If child care in New England were more available and affordable, significantly more mothers with young children would be able to join the workforce, according to a new report from the Federal Reserve Bank of Boston released June 23, 2026. The study, written by Boston Fed principal economist Bo Zhao and economist María José Luengo-Prado, finds that a 0.23 increase in child-care slots per child is associated with a 0.42 percentage point jump in labor force participation among mothers with children younger than 6. The report also reveals that home-based child care plays a particularly crucial role in non-urban and low-income areas, while center-based care matters more in urban neighborhoods.

Across the five New England states examined—Connecticut, Maine, Massachusetts, Rhode Island, and Vermont—the average child care cost during the study period from 2010 through 2023 was $2,136 per month, with Massachusetts posting the highest costs and Maine the lowest. The region's overall child-care supply averaged approximately 0.57 licensed slots per child younger than 6, ranging from 0.49 in Rhode Island to 0.86 in Vermont. While total supply declined only slightly over the 13-year period, home-based supply fell sharply in all five states, dropping from roughly 40% of capacity to just 25% as center-based care expanded. Child-care costs spiked after the COVID-19 pandemic, and the report shows that a $563 monthly decrease in costs is associated with a 1.9 percentage point increase in labor force participation for mothers with young children.

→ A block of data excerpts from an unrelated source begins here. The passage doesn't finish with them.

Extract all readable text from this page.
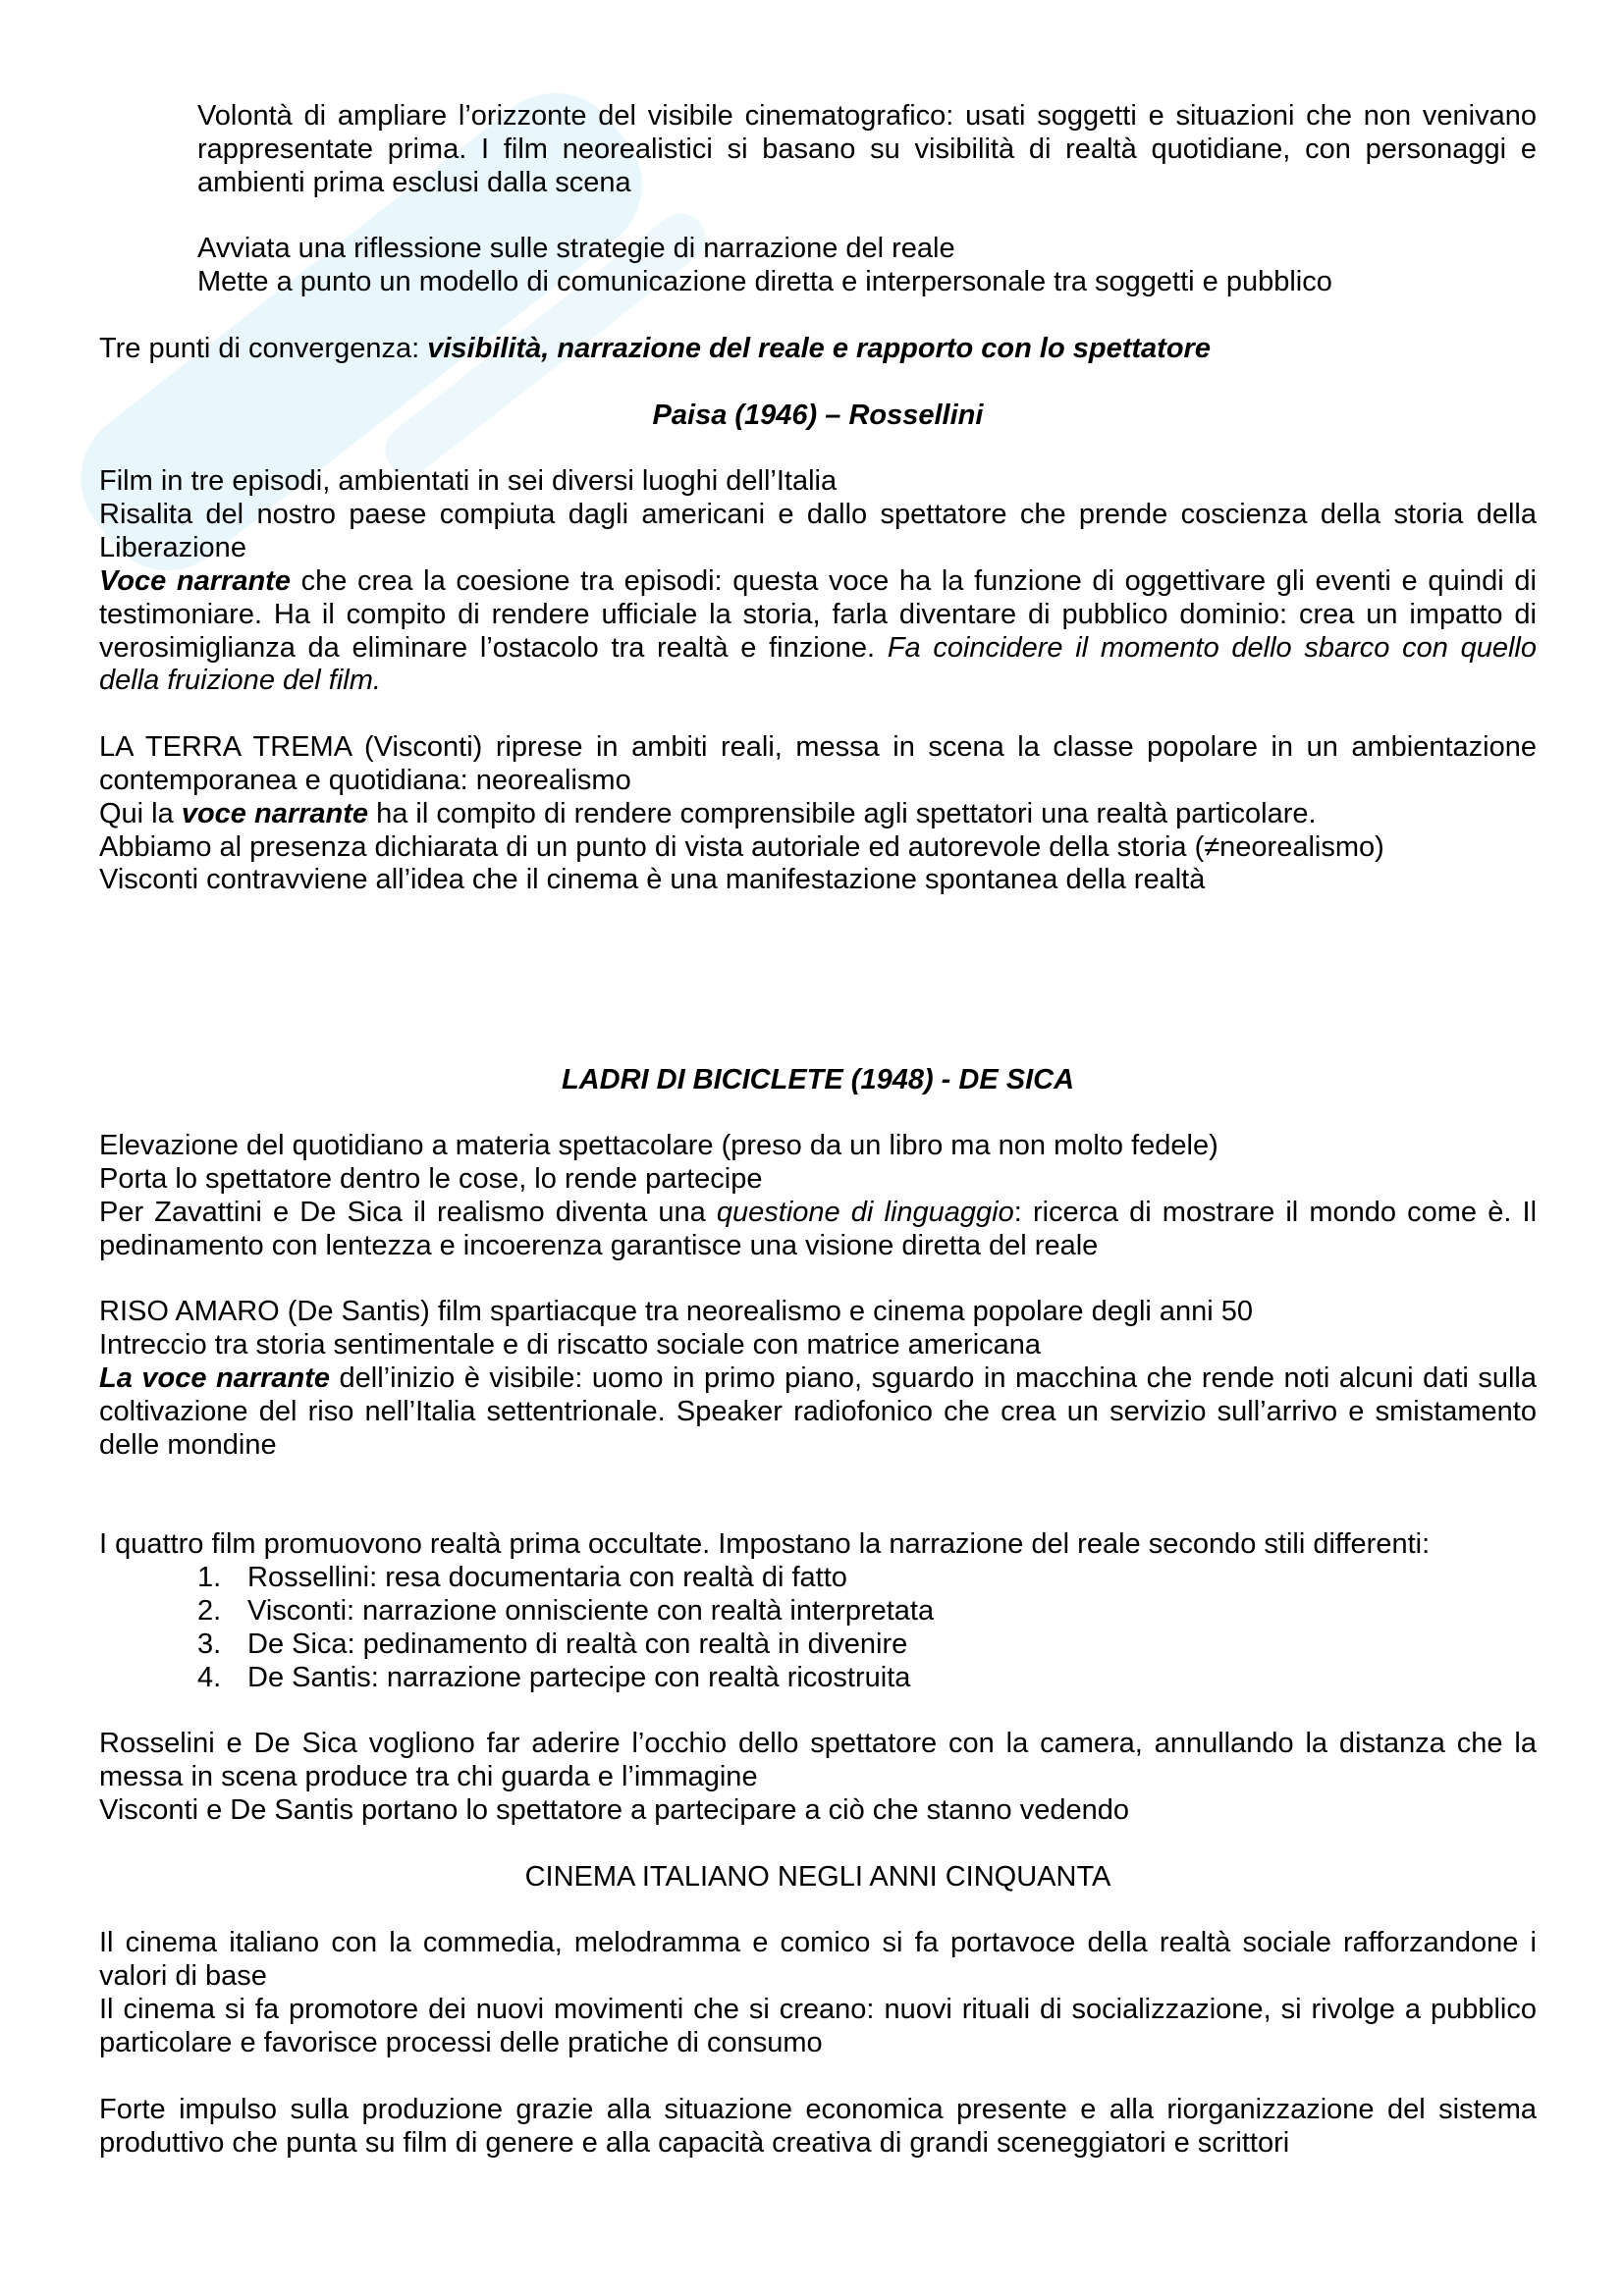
Volontà di ampliare l’orizzonte del visibile cinematografico: usati soggetti e situazioni che non venivano
rappresentate prima. I film neorealistici si basano su visibilità di realtà quotidiane, con personaggi e
ambienti prima esclusi dalla scena
Avviata una riflessione sulle strategie di narrazione del reale
Mette a punto un modello di comunicazione diretta e interpersonale tra soggetti e pubblico
Tre punti di convergenza: visibilità, narrazione del reale e rapporto con lo spettatore
Paisa (1946) – Rossellini
Film in tre episodi, ambientati in sei diversi luoghi dell’Italia
Risalita del nostro paese compiuta dagli americani e dallo spettatore che prende coscienza della storia della
Liberazione
Voce narrante che crea la coesione tra episodi: questa voce ha la funzione di oggettivare gli eventi e quindi di
testimoniare. Ha il compito di rendere ufficiale la storia, farla diventare di pubblico dominio: crea un impatto di
verosimiglianza da eliminare l’ostacolo tra realtà e finzione. Fa coincidere il momento dello sbarco con quello
della fruizione del film.
LA TERRA TREMA (Visconti) riprese in ambiti reali, messa in scena la classe popolare in un ambientazione
contemporanea e quotidiana: neorealismo
Qui la voce narrante ha il compito di rendere comprensibile agli spettatori una realtà particolare.
Abbiamo al presenza dichiarata di un punto di vista autoriale ed autorevole della storia (≠neorealismo)
Visconti contravviene all’idea che il cinema è una manifestazione spontanea della realtà
LADRI DI BICICLETE (1948) - DE SICA
Elevazione del quotidiano a materia spettacolare (preso da un libro ma non molto fedele)
Porta lo spettatore dentro le cose, lo rende partecipe
Per Zavattini e De Sica il realismo diventa una questione di linguaggio: ricerca di mostrare il mondo come è. Il
pedinamento con lentezza e incoerenza garantisce una visione diretta del reale
RISO AMARO (De Santis) film spartiacque tra neorealismo e cinema popolare degli anni 50
Intreccio tra storia sentimentale e di riscatto sociale con matrice americana
La voce narrante dell’inizio è visibile: uomo in primo piano, sguardo in macchina che rende noti alcuni dati sulla
coltivazione del riso nell’Italia settentrionale. Speaker radiofonico che crea un servizio sull’arrivo e smistamento
delle mondine
I quattro film promuovono realtà prima occultate. Impostano la narrazione del reale secondo stili differenti:
1. Rossellini: resa documentaria con realtà di fatto
2. Visconti: narrazione onnisciente con realtà interpretata
3. De Sica: pedinamento di realtà con realtà in divenire
4. De Santis: narrazione partecipe con realtà ricostruita
Rosselini e De Sica vogliono far aderire l’occhio dello spettatore con la camera, annullando la distanza che la
messa in scena produce tra chi guarda e l’immagine
Visconti e De Santis portano lo spettatore a partecipare a ciò che stanno vedendo
CINEMA ITALIANO NEGLI ANNI CINQUANTA
Il cinema italiano con la commedia, melodramma e comico si fa portavoce della realtà sociale rafforzandone i
valori di base
Il cinema si fa promotore dei nuovi movimenti che si creano: nuovi rituali di socializzazione, si rivolge a pubblico
particolare e favorisce processi delle pratiche di consumo
Forte impulso sulla produzione grazie alla situazione economica presente e alla riorganizzazione del sistema
produttivo che punta su film di genere e alla capacità creativa di grandi sceneggiatori e scrittori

"Most previous research relies on state-level or county-level measures of childcare supply and cost, overlooking the vast differences within states and counties," the authors write. The report finds that an increase in home-based supply of about 0.09 slots per child is associated with a 0.63 percentage point increase in labor force participation and a 0.66 percentage point increase in employment for mothers with young children. According to Zhao and Luengo-Prado, "Taken together, our findings underscore that childcare is not only a family concern but also a macroeconomic one. Increasing childcare availability and affordability can directly improve women's participation in the labor force, alleviate workforce shortages, and strengthen household incomes and government budgets."

The report explains that home-based care's decline likely reflects the region's aging child-care providers, regulatory complexity, and rising real estate costs. As home-based options disappeared, center-based care expanded to account for approximately 75% of total capacity, pushing toward more structured settings that typically carry higher prices. The authors note that high costs hit urban and high-income families harder than their rural and low-income counterparts, possibly because many low-income families depend on state subsidies, informal care arrangements, or part-time options. "By contrast, high-income families generally pay the full market price for childcare, so price increases affect them more directly," the authors write, adding that these families also tend to need formal full-time care because of their job demands.

The authors say policymakers could consider offering additional support specifically to home-based providers, given their "central yet declining role" in the region's child-care ecosystem. In non-urban and low-income areas, home-based care drives the positive effects of additional local supply, whereas center-based care plays a limited role in those communities. The report documents that areas where availability—not cost—limits access to child care tend to be in rural parts of each state, while urban communities face both low supply and high costs. The bottom line: accessible child care isn't just a convenience for families—it's an economic lever that could bring thousands more women into New England's workforce and ease the region's labor shortages.